GeoServer instances clustering

When one server is not enough to handle the load, or when High Availability & High Performance are expected, it is a good idea to setup a cluster of GeoServer instances.

In the proposed setup, one GeoServer instance is dedicated to administration, while the other ones (called "slaves") handle incoming requests.

A typical setup could be: * GeoServer main installed on the same machine as the proxy + cas (but on a different tomcat instance) * GeoServer slaves installed on separate machines

All instances will have to share two things: * their configuration (aka the "data dir") * their geodata

There are lots of different ways to achieve this, and we will not go through all of them. The most common setup is based on NFS shares, and that's the one we describe here, but we've seen interesting things based on git recently.

Server setup

Every "slave" machine should host one tomcat instance containing a single webapp, deployed from the same GeoServer WAR.

We also take for granted that instances have been setup according to the documentation regarding tomcat-geoserver and that the recommended optimizations have been applied (Marlin Renderer, JAI / ImageIO, TurboJPEG, ControlFlow, etc).

NFS setup

On the machine hosting GeoServer main, we suppose that the "geoserver data dir" is located in /opt/geoserver_datadir. This directory will be exposed to the slaves through NFS:

apt-get install nfs-common nfs-kernel-server git-core
echo '/opt/geoserver_datadir IP_S1(sync,rw,no_subtree_check)' >> /etc/exports
echo '/opt/geoserver_datadir IP_S2(sync,rw,no_subtree_check)' >> /etc/exports
service nfs-kernel-server restart

... in which IP_S1 and IP_S2 are the IP addresses of the two slave machines (but there could be more).

On the slave instances:

mkdir /opt/geoserver_datadir
echo 'IP_MASTER:/opt/geoserver_datadir /opt/geoserver_datadir nfs _netdev 0 0' >> /etc/fstab
mount -a

... where IP_MASTER is the IP adress of the master instance.

Congrats, the data directory is now synchronized across all instances through NFS !

When GIS data are not stored in a database, the same steps should be repeated in order to create a shared geodata repository.

Keeping configurations in sync

Every time GeoServer configuration changes (either through GeoServer admin GUI, or through its REST interface), the "data dir" is altered and its global.xml file is updated. With incrond, updates to this file are detected and slaves get notified through the use of a simple python script.

Here are the steps: * install incrond with apt-get install incron * download this script in /root, and register the slave IPs in it * allow root to use incrond: echo 'root' > /etc/incron.allow

In the file opened by the incrontab -e command:

/opt/geoserver_datadir/global.xml IN_MODIFY /root/refresh.py

Finally restart the service with service incron restart

Load-balancer

In a typical setup, the load balancer is installed on the same machine as tomcat-proxycas.

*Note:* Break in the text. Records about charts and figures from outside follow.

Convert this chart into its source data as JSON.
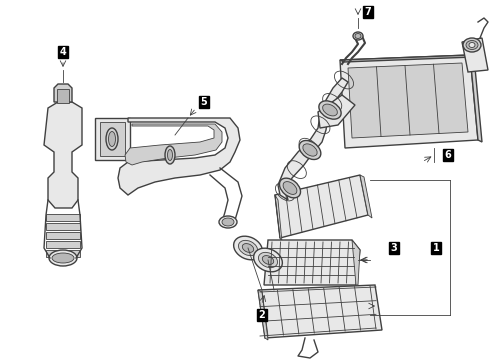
{
  "background_color": "#ffffff",
  "line_color": "#404040",
  "fill_light": "#e8e8e8",
  "fill_mid": "#d0d0d0",
  "fill_dark": "#b8b8b8",
  "figsize": [
    4.9,
    3.6
  ],
  "dpi": 100,
  "label_bg": "#000000",
  "label_fg": "#ffffff",
  "label_fontsize": 7,
  "lw_main": 1.0,
  "lw_thin": 0.6
}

Here are two configuration examples: * one based on HAProxy * an other one using Nginx

Security Proxy

In your configuration profile's GenerateConfig.groovy file, the proxy.mapping option should include the following:

<entry key="geoserver" value="http://LOAD_BALANCER_IP:LOAD_BALANCER_PORT/geoserver/" />

instead of the default:

<entry key="geoserver"     value="geoserverTarget/geoserver/" />

Redeploy the security proxy to take into account this change, and test everything is working as expected.